User Instructions for use with AGAVE and CyVerse

You don't need to pull this image, Condor will do this in the background for you. You need to have a CyVerse and a BIP account, downloaded the cyverse-sdk client (optional, but makes querying easier) and you must have created a RunApp.json, containing:

{
  "name"    : "Retrieve_BIP_Phenotypes",
  "appId"   : "Retrieve_BIP_Phenotypes-0.0.0",
  "archive" : "true",
  "parameter": {
    "param_1"   : "<the_BIP_trial_name_to_be_queried>",
    "param_2"   : "<your_BIP_API_key>

  }
}

Then, after creating an up-to-date AGAVE API token, run

Jobs-submit -W -F RunApp.json

Optional: you can include an output location, which is different from the default CyVerseUK-Storage system.

"archiveSystem": "data.iplantcollaborative.org",

Change to this system will make the output available for further tools and workflows in the CyVerse US and the Discovery Environment, which is currently not directly hooked-up to the CyVerseUK system. This is likely to be changed in the future, and no DE-specific archiveSystem specifications need to be mentioned in the RunApp.json.

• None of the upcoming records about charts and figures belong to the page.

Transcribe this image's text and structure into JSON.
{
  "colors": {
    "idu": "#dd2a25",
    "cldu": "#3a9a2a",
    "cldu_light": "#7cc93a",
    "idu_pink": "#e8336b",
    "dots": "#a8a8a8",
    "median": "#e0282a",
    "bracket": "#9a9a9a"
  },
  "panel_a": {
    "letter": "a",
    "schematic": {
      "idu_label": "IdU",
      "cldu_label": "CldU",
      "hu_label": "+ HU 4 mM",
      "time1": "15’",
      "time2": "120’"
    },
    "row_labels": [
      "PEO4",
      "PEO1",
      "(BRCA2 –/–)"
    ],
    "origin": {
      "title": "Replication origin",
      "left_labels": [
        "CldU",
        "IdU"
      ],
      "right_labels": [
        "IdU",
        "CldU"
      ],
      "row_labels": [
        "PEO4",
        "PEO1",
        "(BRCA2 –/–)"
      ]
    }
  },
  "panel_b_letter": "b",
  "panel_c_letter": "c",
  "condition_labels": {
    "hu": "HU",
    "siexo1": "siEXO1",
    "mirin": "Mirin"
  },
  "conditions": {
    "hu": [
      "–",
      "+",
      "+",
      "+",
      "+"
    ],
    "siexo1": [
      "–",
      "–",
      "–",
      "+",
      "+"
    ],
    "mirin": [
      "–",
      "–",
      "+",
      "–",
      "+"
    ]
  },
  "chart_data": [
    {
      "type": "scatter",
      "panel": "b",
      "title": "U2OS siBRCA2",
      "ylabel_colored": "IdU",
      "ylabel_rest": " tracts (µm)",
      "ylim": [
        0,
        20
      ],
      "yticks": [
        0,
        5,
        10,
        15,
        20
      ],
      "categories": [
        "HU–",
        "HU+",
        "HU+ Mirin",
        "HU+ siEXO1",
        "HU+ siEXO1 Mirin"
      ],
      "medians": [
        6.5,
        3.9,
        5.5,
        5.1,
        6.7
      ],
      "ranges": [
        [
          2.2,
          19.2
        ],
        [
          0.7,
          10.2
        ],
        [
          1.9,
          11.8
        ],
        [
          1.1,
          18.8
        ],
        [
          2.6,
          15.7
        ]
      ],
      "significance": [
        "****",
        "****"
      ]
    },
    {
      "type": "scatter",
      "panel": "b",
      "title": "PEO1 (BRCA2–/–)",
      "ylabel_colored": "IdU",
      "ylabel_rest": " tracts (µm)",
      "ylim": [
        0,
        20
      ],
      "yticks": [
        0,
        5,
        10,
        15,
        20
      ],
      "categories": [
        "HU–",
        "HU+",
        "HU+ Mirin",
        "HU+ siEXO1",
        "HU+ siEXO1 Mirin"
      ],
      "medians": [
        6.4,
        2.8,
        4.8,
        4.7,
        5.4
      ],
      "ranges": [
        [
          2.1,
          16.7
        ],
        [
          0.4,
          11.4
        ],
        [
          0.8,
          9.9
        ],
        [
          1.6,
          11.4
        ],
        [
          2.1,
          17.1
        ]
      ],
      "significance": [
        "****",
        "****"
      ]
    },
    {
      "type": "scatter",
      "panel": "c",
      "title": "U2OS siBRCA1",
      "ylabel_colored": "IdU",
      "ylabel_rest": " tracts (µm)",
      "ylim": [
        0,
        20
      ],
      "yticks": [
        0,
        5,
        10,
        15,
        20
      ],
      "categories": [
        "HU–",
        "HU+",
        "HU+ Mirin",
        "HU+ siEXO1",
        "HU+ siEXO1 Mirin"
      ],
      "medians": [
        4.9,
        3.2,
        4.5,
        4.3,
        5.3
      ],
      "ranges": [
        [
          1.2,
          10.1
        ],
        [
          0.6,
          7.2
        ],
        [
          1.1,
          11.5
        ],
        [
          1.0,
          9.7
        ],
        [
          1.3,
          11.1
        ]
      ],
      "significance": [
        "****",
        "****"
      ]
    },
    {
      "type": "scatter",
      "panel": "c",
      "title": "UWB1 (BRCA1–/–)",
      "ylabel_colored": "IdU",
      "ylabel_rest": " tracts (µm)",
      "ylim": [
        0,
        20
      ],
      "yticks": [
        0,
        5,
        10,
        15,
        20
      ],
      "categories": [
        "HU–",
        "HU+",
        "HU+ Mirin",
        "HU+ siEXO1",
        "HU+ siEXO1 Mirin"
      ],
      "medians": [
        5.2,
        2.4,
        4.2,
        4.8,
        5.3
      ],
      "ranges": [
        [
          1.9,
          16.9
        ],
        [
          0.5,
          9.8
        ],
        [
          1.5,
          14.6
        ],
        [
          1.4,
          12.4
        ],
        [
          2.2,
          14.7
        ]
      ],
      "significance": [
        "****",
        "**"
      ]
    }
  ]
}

Note: For big jobs, you need to allocate more memory. Currently, this app runs on default parameters. You do this by adding more attributes to the job submission json. A list of all attributes is in table 1, it is taken from the AGAVE API development website [job-submissions]http://developer.agaveapi.co/#job-submission).

Name Value(s) Description
name string Descriptive name of the job. This will be slugified and used as one component of directory names in certain situations.
appId string The unique name of the application being run by this job. This must be a valid application that the calling user has permission to run.
batchQueue string The batch queue on the execution system to which this job is submitted. Defaults to the app’s defaultQueue property if specified. Otherwise a best-fit algorithm is used to match the job parameters to a queue on the execution system with sufficient capabilities to run the job.
nodeCount integer The number of nodes to use when running this job. Defaults to the app’s defaultNodes property or 1 if no default is specified.
processorsPerNode integer The number of processors this application should utilize while running. Defaults to the app’s defaultProcessorsPerNode property or 1 if no default is specified. If the application is not of executionType PARALLEL, this should be 1.
memoryPerNode string The maximum amount of memory needed per node for this application to run given in ####.#[E|P|T|G]B format. Defaults to the app’s defaultMemoryPerNode property if it exists. GB are assumed if no magnitude is specified.
maxRunTime string The estimated compute time needed for this application to complete given in hh:mm:ss format. This value must be less than or equal to the max run time of the queue to which this job is assigned.
notifications* JSON array An array of one or more JSON objects describing an event and url which the service will POST to when the given event occurs. For more on Notifications, see the section on webhooks below.
archive* boolean Whether the output from this job should be archived. If true, all new files created by this application’s execution will be archived to the archivePath in the user’s default storage system.
archiveSystem* string System to which the job output should be archived. Defaults to the user’s default storage system if not specified.
archivePath* string Location where the job output should be archived. A relative path or absolute path may be specified. If not specified, a unique folder will be created in the user’s home directory of the archiveSystem at ‘archive/jobs/job-$JOB_ID’

Table 1. The optional and required attributes common to all job submissions. Optional fields are marked with an astericks.